Performance Notes

ElectroSim targets smooth real-time feedback while solving an \(\mathcal{O}(N^2)\) pairwise problem. This page explains where CPU time goes, how to profile it, and which configuration knobs provide the biggest wins.

Built-in Profiling

The desktop build instruments the main loop in main.py:

• physics_ms: Time spent in electrosim.simulation.engine.Simulation.step_frame covering RK4 substeps, force evaluation, collision handling, and trajectory bookkeeping.

• field_ms: Time to rasterise the electric field grid inside electrosim.rendering.draw.draw_field_grid().

• draw_ms: Remaining render cost (particles, glow, trails, vectors, overlays).

• total_ms: End-to-end frame duration.

Enable the overlay with PROFILE_OVERLAY_ENABLED = True in electrosim/config.py. Toggle visibility during runtime with the O key. Values are averaged per frame, so transient spikes are easy to spot.

For deeper inspection run ElectroSim under an external profiler (e.g. py-spy) and filter for modules under electrosim.simulation and electrosim.rendering.

Cost Drivers

Physics

• Pairwise accelerations scale as \(\mathcal{O}(N^2)\) per substep. Kernels live in electrosim.simulation.physics and are JIT-compiled with Numba when available.

• NUMBA_PARALLEL_ACCEL = True activates prange parallel loops, giving near linear speed-up on multi-core CPUs. Disable if you observe oversubscription or when debugging.

• NUMBA_FASTMATH = True permits aggressive floating-point simplifications. Use only when tiny energy drift is acceptable.

• Neutral, fixed, or massless particles are skipped to avoid unnecessary work.

Field Grid

• Complexity is \(\mathcal{O}(MN)\) where \(M\) is the number of grid samples.

• FIELD_GRID_STEP_PX controls \(M\).

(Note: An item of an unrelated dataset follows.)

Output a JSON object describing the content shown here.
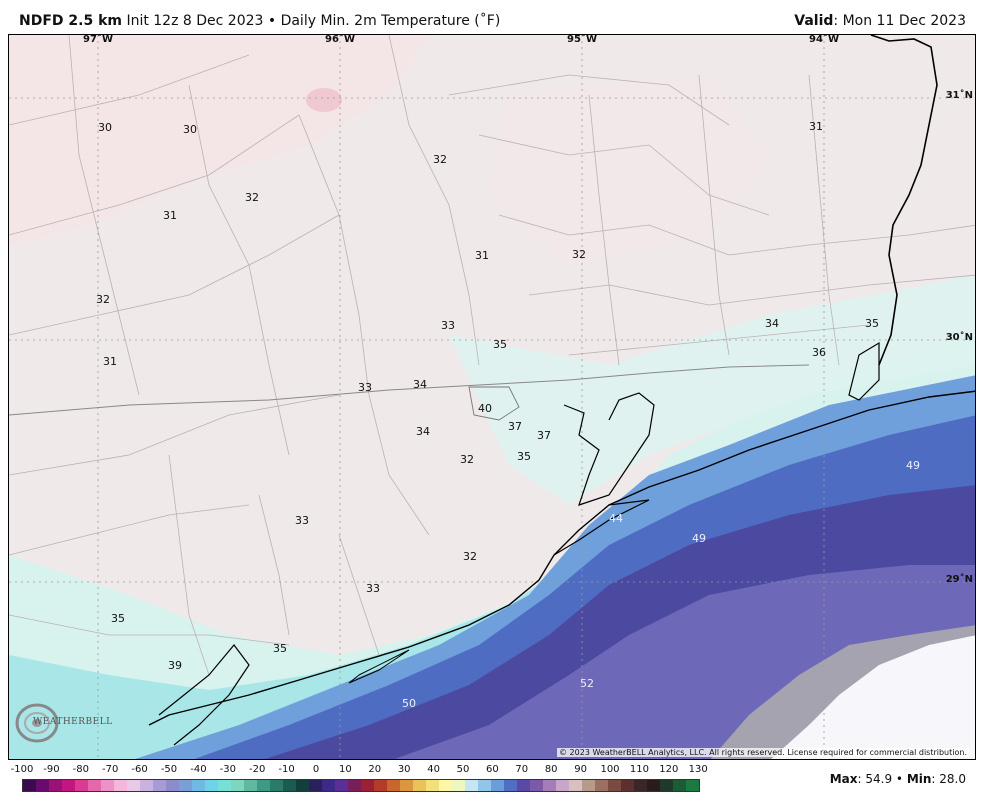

Doubling the spacing roughly quarters the cost at the expense of spatial resolution.

• With FIELD_SAMPLER_ENABLED = True, the grid is cache-computed once per frame (see electrosim.rendering.field_sampler). Disable for debugging to force per-pixel evaluation.

• In Pyodide builds Numba is unavailable; everything runs through the pure Python path, so consider coarser grids for browser deployments.

Rendering

• Glow: Alpha blended surfaces cached inside electrosim.rendering.primitives.draw_glow_at_screen_pos(). The cache (_GLOW_CACHE) size is capped by GLOW_CACHE_MAX_SURFACES; lower it if memory is tight.

• Trails: electrosim.rendering.trails keeps a dedicated surface. Cost scales with sample frequency (FPS_TARGET) and history length (TRAJECTORY_HISTORY_SECONDS).

• Vectors: Force/velocity arrows are cheap individually but multiply by particle count. Clamp with VECTOR_MAX_LENGTH_PX to avoid overstretching that stresses the rasteriser.

Tuning Workflow

1. Characterise the baseline: Start with a realistic particle count, enable the profiling overlay, and note physics_ms, field_ms, and draw_ms.

2. Manage particle count: Keep MAX_PARTICLES modest for interactive use. Consider scenario-specific limits if you build scripted demos.

3. Balance timestep vs accuracy: Lower SUBSTEPS_BASE_PER_FRAME or FPS_TARGET to trade precision for speed. Validation mode (U key) is helpful to make sure the integrator still behaves.

4. Optimise the field: Increase FIELD_GRID_STEP_PX, stick with brightness mode (fixed-length arrows), or disable the field entirely while debugging.

5. Trim visuals: Toggle glow (B), trails (T), force (F) and velocity (V) vectors as needed. If glow is required, try reducing GLOW_RADIUS_SCALE for smaller blended quads.

Batch Experiments

The simulation orchestrator exposes all necessary hooks for scripted sweeps. Use electrosim.simulation.engine.Simulation from a Python shell or test to:

from electrosim.simulation.engine import Simulation

sim = Simulation()
sim.clear()
# populate custom scenario here
for _ in range(600):
    sim.step_frame()
print(sim.energy_tot)

Combine this with adjustments to config to benchmark multiple parameter sets without rendering overhead. This is especially useful when validating new force approximations or experimenting with alternative timestep controllers.

Browser Considerations

The Pyodide build is typically 2–5× slower than the native desktop version:

• No Numba acceleration; only the pure Python kernels execute.

• WebGL canvas uploads add latency for each frame.

• Heavy trail histories and dense field grids quickly saturate the UI thread.

Keep FIELD_GRID_STEP_PX large (40–60), disable glow by default, and limit the particle count to fewer than ~20 for smooth behaviour. These overrides are captured in web/config_web.py.